Évidemment, personne n’est contre la réconciliation entre ces deux stars de la musique, dont le couple était adulé par leurs fans. Mais de cette manière, surtout dans le contexte actuel. Il faut dire que le message que renvoie l’attitude des autorités guinéennes dans cette affaire est dangereux : il laisse entendre qu’on peut refermer toutes les plaies par un simple cliché ou une accolade sur scène. Or, tant qu’il n’y a pas eu enquête, vérité et réparation, toute tentative de réconciliation ne peut qu’être artificielle – voire toxique.
Au-delà de la position du gouvernement, il faut aussi interroger la sincérité de cette reprise de vie commune. Les deux artistes, qui se sont récemment attaqués sur les réseaux sociaux, ont exposé aux yeux de tous, leur volonté de tourner la page. Comment expliquer ce brusque revirement ? Et si cette réconciliation n’était que de façade ? Une décision motivée non par un élan de cœur, mais par une pression extérieure – celle des autorités notamment ?

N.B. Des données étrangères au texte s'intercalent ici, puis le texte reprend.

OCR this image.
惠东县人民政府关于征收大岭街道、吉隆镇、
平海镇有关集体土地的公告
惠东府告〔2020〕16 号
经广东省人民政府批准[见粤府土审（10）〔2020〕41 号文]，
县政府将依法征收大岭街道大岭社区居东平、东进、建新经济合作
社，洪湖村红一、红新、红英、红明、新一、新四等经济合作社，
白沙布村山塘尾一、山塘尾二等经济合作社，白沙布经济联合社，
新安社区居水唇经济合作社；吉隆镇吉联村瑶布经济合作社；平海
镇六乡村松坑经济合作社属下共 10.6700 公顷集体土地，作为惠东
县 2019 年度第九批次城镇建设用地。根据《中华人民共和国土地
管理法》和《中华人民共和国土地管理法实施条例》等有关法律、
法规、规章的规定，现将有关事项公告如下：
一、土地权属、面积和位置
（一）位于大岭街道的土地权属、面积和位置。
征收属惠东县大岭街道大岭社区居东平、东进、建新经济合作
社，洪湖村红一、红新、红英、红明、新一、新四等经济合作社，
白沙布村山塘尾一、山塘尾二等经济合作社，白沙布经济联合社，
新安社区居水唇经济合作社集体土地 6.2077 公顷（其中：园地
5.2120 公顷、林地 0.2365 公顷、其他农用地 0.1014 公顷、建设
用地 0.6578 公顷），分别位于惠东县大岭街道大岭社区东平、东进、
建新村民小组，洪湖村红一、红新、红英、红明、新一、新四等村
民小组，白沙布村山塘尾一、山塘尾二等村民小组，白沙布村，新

Car une réconciliation imposée est une bombe à retardement. Si la confiance est rompue, si l’un des deux partenaires est meurtri mais contraint de revenir sur sa parole pour ne pas dire non aux autorités, alors ce couple n’est pas sauvé : il est sacrifié.
La Guinée mérite mieux que des simulacres de paix conjugale. Elle mérite un État de droit où la justice agit indépendamment du pouvoir, même quand il s’agit de ses artistes stars. Elle mérite une culture qui protège ses icônes, mais qui ne les érige pas au-dessus des lois.